C’est l’affaire SoLocal, peu reluisante en soi, qui m’a fait réfléchir à un aspect moins connu du rôle de l’argent. De toutes façons, vous connaissez déjà mon diagnostic : il y a trop d’argent dans le monde, beaucoup trop et ça explique quantité de problèmes que nous rencontrons. Problèmes liés en particulier aux fonds de placement qui sont les entreprises auxquelles des particuliers ou des institutions confient de l’argent pour le multiplier.

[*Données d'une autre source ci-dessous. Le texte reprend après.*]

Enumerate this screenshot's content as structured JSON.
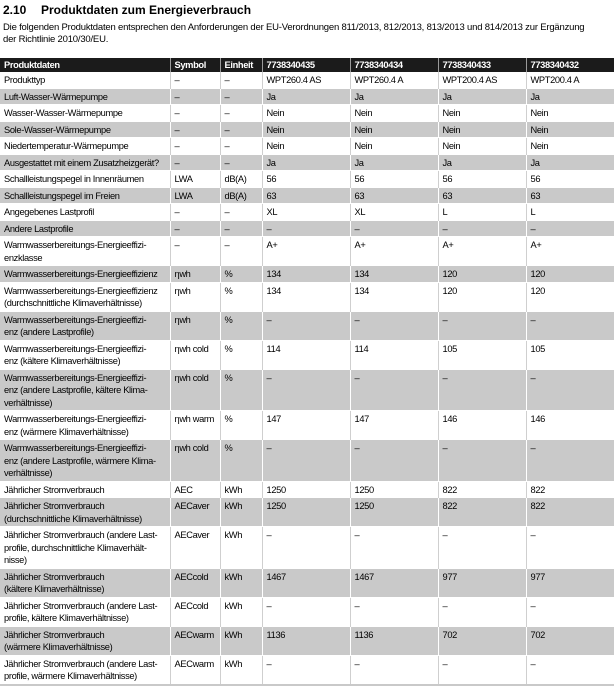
{
  "heading": {
    "number": "2.10",
    "title": "Produktdaten zum Energieverbrauch"
  },
  "intro": {
    "text": "Die folgenden Produktdaten entsprechen den Anforderungen der EU-Verordnungen 811/2013, 812/2013, 813/2013 und 814/2013 zur Ergänzung\nder Richtlinie 2010/30/EU."
  },
  "table": {
    "headers": [
      "Produktdaten",
      "Symbol",
      "Einheit",
      "7738340435",
      "7738340434",
      "7738340433",
      "7738340432"
    ],
    "rows": [
      {
        "label": "Produkttyp",
        "symbol": "–",
        "unit": "–",
        "values": [
          "WPT260.4 AS",
          "WPT260.4 A",
          "WPT200.4 AS",
          "WPT200.4 A"
        ]
      },
      {
        "label": "Luft-Wasser-Wärmepumpe",
        "symbol": "–",
        "unit": "–",
        "values": [
          "Ja",
          "Ja",
          "Ja",
          "Ja"
        ]
      },
      {
        "label": "Wasser-Wasser-Wärmepumpe",
        "symbol": "–",
        "unit": "–",
        "values": [
          "Nein",
          "Nein",
          "Nein",
          "Nein"
        ]
      },
      {
        "label": "Sole-Wasser-Wärmepumpe",
        "symbol": "–",
        "unit": "–",
        "values": [
          "Nein",
          "Nein",
          "Nein",
          "Nein"
        ]
      },
      {
        "label": "Niedertemperatur-Wärmepumpe",
        "symbol": "–",
        "unit": "–",
        "values": [
          "Nein",
          "Nein",
          "Nein",
          "Nein"
        ]
      },
      {
        "label": "Ausgestattet mit einem Zusatzheizgerät?",
        "symbol": "–",
        "unit": "–",
        "values": [
          "Ja",
          "Ja",
          "Ja",
          "Ja"
        ]
      },
      {
        "label": "Schallleistungspegel in Innenräumen",
        "symbol": "LWA",
        "unit": "dB(A)",
        "values": [
          "56",
          "56",
          "56",
          "56"
        ]
      },
      {
        "label": "Schallleistungspegel im Freien",
        "symbol": "LWA",
        "unit": "dB(A)",
        "values": [
          "63",
          "63",
          "63",
          "63"
        ]
      },
      {
        "label": "Angegebenes Lastprofil",
        "symbol": "–",
        "unit": "–",
        "values": [
          "XL",
          "XL",
          "L",
          "L"
        ]
      },
      {
        "label": "Andere Lastprofile",
        "symbol": "–",
        "unit": "–",
        "values": [
          "–",
          "–",
          "–",
          "–"
        ]
      },
      {
        "label": "Warmwasserbereitungs-Energieeffizi-\nenzklasse",
        "symbol": "–",
        "unit": "–",
        "values": [
          "A+",
          "A+",
          "A+",
          "A+"
        ]
      },
      {
        "label": "Warmwasserbereitungs-Energieeffizienz",
        "symbol": "ηwh",
        "unit": "%",
        "values": [
          "134",
          "134",
          "120",
          "120"
        ]
      },
      {
        "label": "Warmwasserbereitungs-Energieeffizienz\n(durchschnittliche Klimaverhältnisse)",
        "symbol": "ηwh",
        "unit": "%",
        "values": [
          "134",
          "134",
          "120",
          "120"
        ]
      },
      {
        "label": "Warmwasserbereitungs-Energieeffizi-\nenz (andere Lastprofile)",
        "symbol": "ηwh",
        "unit": "%",
        "values": [
          "–",
          "–",
          "–",
          "–"
        ]
      },
      {
        "label": "Warmwasserbereitungs-Energieeffizi-\nenz (kältere Klimaverhältnisse)",
        "symbol": "ηwh cold",
        "unit": "%",
        "values": [
          "114",
          "114",
          "105",
          "105"
        ]
      },
      {
        "label": "Warmwasserbereitungs-Energieeffizi-\nenz (andere Lastprofile, kältere Klima-\nverhältnisse)",
        "symbol": "ηwh cold",
        "unit": "%",
        "values": [
          "–",
          "–",
          "–",
          "–"
        ]
      },
      {
        "label": "Warmwasserbereitungs-Energieeffizi-\nenz (wärmere Klimaverhältnisse)",
        "symbol": "ηwh warm",
        "unit": "%",
        "values": [
          "147",
          "147",
          "146",
          "146"
        ]
      },
      {
        "label": "Warmwasserbereitungs-Energieeffizi-\nenz (andere Lastprofile, wärmere Klima-\nverhältnisse)",
        "symbol": "ηwh cold",
        "unit": "%",
        "values": [
          "–",
          "–",
          "–",
          "–"
        ]
      },
      {
        "label": "Jährlicher Stromverbrauch",
        "symbol": "AEC",
        "unit": "kWh",
        "values": [
          "1250",
          "1250",
          "822",
          "822"
        ]
      },
      {
        "label": "Jährlicher Stromverbrauch\n(durchschnittliche Klimaverhältnisse)",
        "symbol": "AECaver",
        "unit": "kWh",
        "values": [
          "1250",
          "1250",
          "822",
          "822"
        ]
      },
      {
        "label": "Jährlicher Stromverbrauch (andere Last-\nprofile, durchschnittliche Klimaverhält-\nnisse)",
        "symbol": "AECaver",
        "unit": "kWh",
        "values": [
          "–",
          "–",
          "–",
          "–"
        ]
      },
      {
        "label": "Jährlicher Stromverbrauch\n(kältere Klimaverhältnisse)",
        "symbol": "AECcold",
        "unit": "kWh",
        "values": [
          "1467",
          "1467",
          "977",
          "977"
        ]
      },
      {
        "label": "Jährlicher Stromverbrauch (andere Last-\nprofile, kältere Klimaverhältnisse)",
        "symbol": "AECcold",
        "unit": "kWh",
        "values": [
          "–",
          "–",
          "–",
          "–"
        ]
      },
      {
        "label": "Jährlicher Stromverbrauch\n(wärmere Klimaverhältnisse)",
        "symbol": "AECwarm",
        "unit": "kWh",
        "values": [
          "1136",
          "1136",
          "702",
          "702"
        ]
      },
      {
        "label": "Jährlicher Stromverbrauch (andere Last-\nprofile, wärmere Klimaverhältnisse)",
        "symbol": "AECwarm",
        "unit": "kWh",
        "values": [
          "–",
          "–",
          "–",
          "–"
        ]
      }
    ]
  },
  "colors": {
    "header_bg": "#1b1b1b",
    "header_text": "#ffffff",
    "alt_row_bg": "#c9c9c9"
  }
}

Revenons à SoLocal, société dans laquelle plusieurs actionnaires sont des fonds de placement. Les actionnaires sont ceux qui se partagent les bénéfices, mais aussi, en cas de liquidation, qui risquent de perdre leur mise. Or donc SoLocal ayant besoin d’argent, ses actionnaires ont apporté de l’argent, non pas en actions mais en crédit. Ils deviennent alors, pour ces sommes-là, des créanciers. Les créanciers sont ceux qui, en cas de liquidation, sont remboursés en tout ou partie avec la vente des actifs subsistants. Bien, jusque là ça ressemble au vieil adage qui dit de ne pas mettre tous ses œufs dans le même panier. Mais évidemment ces gens-là ne cherchent pas à gérer leurs actifs comme de bons pères de famille mais à faire de l’argent, plus d’argent, toujours plus d’argent et par n’importe quel moyen.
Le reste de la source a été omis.